# Math Help - Systems of equations with arithmetic progression in coefficients

1. ## Systems of equations with arithmetic progression in coefficients

Hello guys,

I am analyzing system of linear equations with coefficients that are part of arithmetic progression.

Example of such system is

$\begin{array}{rcl}x+2y & = & 3 \\ x-2y & = & -5\end{array}$

I should draw conclusions and prove them for 2x2 and 3x3 systems.

2x2

By plotting equation lines it is easy to conclude that all such 2x2 systems have unique solution [-1;2].

By looking at a single equation
$ax+(a+k)y = a+2k \Leftrightarrow a(x+y)+ky=a+2k$
I have found that it will evaluate to true if
$ky=2k \Leftrightarrow y=2 \land x+y=1 \Leftrightarrow x=-1$.

Does this holds? I would appreciate very much if someone could provide real (rigor) proof.

3x3

I have tried few combinations of coefficients in matlab and got [0;-1;2] solution column vector few times, but I also got [NaN; Inf ; -Inf] in some cases. I do not have skills to prove this algebraically, any help?

Thanks!

2. ## Re: Systems of equations with arithmetic progression in coefficients

Originally Posted by losm1
Hello guys,

I am analyzing system of linear equations with coefficients that are part of arithmetic progression.

Example of such system is

$\begin{array}{rcl}x+2y & = & 3 \\ x-2y & = & -5\end{array}$

I should draw conclusions and prove them for 2x2 and 3x3 systems.

2x2

By plotting equation lines it is easy to conclude that all such 2x2 systems have unique solution [-1;2].

By looking at a single equation
$ax+(a+k)y = a+2k \Leftrightarrow a(x+y)+ky=a+2k$
I have found that it will evaluate to true if
$ky=2k \Leftrightarrow y=2 \land x+y=1 \Leftrightarrow x=-1$.

Does this holds? I would appreciate very much if someone could provide real (rigor) proof.

3x3

I have tried few combinations of coefficients in matlab and got [0;-1;2] solution column vector few times, but I also got [NaN; Inf ; -Inf] in some cases.

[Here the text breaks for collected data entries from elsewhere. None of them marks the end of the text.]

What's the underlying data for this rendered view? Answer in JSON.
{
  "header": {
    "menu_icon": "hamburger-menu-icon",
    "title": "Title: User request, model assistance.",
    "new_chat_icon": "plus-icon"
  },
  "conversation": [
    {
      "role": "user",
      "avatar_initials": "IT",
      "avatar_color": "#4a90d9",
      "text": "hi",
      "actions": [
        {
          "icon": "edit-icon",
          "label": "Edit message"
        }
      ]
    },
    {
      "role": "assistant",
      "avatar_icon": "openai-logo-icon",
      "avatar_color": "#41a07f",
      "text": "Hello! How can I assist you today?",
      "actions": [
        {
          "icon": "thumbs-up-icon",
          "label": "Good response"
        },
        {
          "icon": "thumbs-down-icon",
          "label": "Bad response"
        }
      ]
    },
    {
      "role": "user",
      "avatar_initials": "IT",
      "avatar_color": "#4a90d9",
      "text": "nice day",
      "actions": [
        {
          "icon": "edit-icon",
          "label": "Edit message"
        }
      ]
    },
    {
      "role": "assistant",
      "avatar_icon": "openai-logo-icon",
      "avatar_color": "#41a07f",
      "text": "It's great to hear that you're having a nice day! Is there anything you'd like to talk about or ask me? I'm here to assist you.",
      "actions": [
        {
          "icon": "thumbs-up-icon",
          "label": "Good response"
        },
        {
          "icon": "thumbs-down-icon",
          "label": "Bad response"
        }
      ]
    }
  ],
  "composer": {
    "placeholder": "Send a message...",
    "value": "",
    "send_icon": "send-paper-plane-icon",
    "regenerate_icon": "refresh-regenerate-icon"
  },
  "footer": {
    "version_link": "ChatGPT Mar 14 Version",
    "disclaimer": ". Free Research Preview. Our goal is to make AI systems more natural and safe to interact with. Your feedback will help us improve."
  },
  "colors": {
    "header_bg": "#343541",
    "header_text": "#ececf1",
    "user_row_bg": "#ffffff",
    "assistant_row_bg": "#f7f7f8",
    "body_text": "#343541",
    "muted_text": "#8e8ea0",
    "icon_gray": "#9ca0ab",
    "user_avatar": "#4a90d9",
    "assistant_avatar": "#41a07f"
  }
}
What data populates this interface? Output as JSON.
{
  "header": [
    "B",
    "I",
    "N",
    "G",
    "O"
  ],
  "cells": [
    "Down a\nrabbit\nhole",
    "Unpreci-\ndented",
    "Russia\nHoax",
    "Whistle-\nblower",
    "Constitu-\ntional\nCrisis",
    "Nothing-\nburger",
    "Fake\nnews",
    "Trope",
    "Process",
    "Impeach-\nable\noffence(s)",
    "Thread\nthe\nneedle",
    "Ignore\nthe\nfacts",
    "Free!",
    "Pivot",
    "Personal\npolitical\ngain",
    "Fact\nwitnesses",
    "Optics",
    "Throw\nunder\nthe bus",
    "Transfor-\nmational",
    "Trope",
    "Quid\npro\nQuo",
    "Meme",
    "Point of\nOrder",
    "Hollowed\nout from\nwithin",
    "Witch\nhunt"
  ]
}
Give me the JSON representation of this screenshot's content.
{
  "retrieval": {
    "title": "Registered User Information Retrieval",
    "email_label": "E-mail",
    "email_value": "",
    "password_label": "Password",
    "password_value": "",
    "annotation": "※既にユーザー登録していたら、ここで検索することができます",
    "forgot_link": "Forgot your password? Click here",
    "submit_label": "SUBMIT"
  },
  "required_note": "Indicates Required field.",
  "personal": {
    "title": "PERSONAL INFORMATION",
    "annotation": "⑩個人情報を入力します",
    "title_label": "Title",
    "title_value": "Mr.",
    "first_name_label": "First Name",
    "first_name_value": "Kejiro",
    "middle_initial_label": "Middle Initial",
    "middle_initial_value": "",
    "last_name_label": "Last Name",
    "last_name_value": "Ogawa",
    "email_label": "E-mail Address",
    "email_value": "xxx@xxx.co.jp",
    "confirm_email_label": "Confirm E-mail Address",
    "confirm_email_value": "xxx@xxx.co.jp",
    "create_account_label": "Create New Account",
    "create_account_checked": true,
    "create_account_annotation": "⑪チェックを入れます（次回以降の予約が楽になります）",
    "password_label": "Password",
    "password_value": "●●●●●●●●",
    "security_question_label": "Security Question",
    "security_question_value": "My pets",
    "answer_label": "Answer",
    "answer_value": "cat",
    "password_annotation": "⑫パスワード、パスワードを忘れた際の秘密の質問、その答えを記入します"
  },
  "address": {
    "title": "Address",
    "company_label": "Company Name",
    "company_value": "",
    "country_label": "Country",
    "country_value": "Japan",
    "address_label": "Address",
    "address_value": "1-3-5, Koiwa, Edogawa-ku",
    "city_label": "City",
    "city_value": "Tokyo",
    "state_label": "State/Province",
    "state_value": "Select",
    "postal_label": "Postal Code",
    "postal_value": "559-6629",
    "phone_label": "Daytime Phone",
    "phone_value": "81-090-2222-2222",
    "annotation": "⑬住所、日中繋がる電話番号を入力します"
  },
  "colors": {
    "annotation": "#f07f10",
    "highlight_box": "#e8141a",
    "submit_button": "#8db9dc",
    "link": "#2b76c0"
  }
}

I do not have skills to prove this algebraically, any help?

Thanks!
In the 2x2 case, it is correct that every line with equation of the form $ax + (a+k)y = a+2k$ passes through the point (–1,2). All you have to do to prove that is to plug the values x=–1 and y=2 into the equation and check that the equation is satisfied. If you have two equations of that form, they will usually have that as their unique solution. However, there is an exceptional case, namely when the two lines coincide. For example, the equations

$x+2y=3$
$2x+4y=6$

have infinitely many solutions, because every point on the first line is also on the second line.

In the 3x3 case, an equation of the form $ax + (a+k)y + (a+2k)z = a+3k$ represents a plane in three-dimensional space. It will always contain the whole of the line $(-2,3,0) + t(1,-2,1).$ Again, you can verify that by plugging $x=-2+t,$ $y=3-2t$ and $z=t$ into the equation and checking that it is satisfied. In particular, if you put t=2 then you see that the point $(0,-1,2)$ lies in the plane.

So if you take any number of planes of that form, their intersection will always contain that line. For two or more planes, the intersection will normally be exactly equal to that line. But as in the 2x2 case, there is an exceptional case that arises if all the equations are multiples of each other and therefore represent the same plane. In that case, every point of the plane will give a solution to the equations.

3. ## Re: Systems of equations with arithmetic progression in coefficients

Can someone help me prove that plane $ax + (a+k)y + (a+2k)z = a+3k$ always contains line that Opalg described?

Thanks